What can be deducted is that common sense isn’t taught in journalism schools. In its place is a syndrome of behavior that can only be compared to immaturity. What we now know is that it isn’t isolated. It permeates the news gathering and distribution process. It is institutional and it demonstrates breakdown in the same pattern as science.
The culture of science and the press has recycled agenda conclusions to the point they are assumed truth. It is a monumental deterioration of not just trust, but the stability of our society. The crisis runs through everything we have taken for granted and it has fostered abuse and corruption.
A best example is the New York Times editorial this week that blamed Republicans for the Florida shootings. Remember, the science suggesting such proof was in the journal article as noted herein above.
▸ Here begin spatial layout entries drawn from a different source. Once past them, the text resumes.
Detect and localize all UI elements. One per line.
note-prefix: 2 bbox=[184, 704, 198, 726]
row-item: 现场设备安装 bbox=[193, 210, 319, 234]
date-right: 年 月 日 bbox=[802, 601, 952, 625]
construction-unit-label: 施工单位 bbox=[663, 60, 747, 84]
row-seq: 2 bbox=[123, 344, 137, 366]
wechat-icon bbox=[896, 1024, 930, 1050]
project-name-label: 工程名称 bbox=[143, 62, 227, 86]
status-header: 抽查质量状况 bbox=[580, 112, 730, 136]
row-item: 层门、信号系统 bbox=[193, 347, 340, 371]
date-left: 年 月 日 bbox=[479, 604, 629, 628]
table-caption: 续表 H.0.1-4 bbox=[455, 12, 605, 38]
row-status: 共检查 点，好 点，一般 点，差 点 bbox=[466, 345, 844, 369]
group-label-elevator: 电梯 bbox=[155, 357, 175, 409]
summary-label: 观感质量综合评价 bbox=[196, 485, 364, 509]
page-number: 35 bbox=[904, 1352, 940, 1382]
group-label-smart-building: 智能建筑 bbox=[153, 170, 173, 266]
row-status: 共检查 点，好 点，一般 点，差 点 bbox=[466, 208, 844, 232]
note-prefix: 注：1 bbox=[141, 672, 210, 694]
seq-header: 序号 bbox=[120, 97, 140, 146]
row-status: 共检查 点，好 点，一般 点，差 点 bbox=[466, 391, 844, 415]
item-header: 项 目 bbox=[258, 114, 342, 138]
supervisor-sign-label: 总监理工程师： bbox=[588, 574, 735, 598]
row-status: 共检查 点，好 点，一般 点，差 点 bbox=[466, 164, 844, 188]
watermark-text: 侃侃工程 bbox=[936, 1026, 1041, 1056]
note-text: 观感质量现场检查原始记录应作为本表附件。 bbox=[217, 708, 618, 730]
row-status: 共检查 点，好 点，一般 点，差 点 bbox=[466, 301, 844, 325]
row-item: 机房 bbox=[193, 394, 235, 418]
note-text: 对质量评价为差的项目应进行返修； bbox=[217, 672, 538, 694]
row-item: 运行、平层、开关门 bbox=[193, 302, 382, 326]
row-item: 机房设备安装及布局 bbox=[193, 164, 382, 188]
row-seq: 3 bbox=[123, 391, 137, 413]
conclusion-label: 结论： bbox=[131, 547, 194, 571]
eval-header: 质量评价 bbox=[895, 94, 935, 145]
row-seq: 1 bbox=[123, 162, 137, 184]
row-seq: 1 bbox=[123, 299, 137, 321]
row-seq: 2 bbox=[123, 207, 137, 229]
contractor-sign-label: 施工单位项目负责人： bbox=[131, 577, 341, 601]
Conservatives are psychotic not by the real data, but by the fabrication and presentation of the liberal machine.
Modern Medievals
In the context of what we are realizing, science is the “magic” that forms the basis of policy and the creation of regulations on targeted individuals and groups. The press is the societal proxy for substantiating the outcome.
Magic, witchcraft, and the occult shaped society in the Medieval Times. Demonic power existed side by side with sorcery and its miraculous tales of deeds of saints, alchemy research, and Arthurian romance and magic. Magic with sorcery was the use of rituals, symbols, actions, gestures, and language all aimed at marginalizing particular, vulnerable individuals and social groups.
With the combination of science and the press … has anything really changed?


Stephen L. Wilmeth is a rancher from southern New Mexico. “Say it ain’t so, Joe!”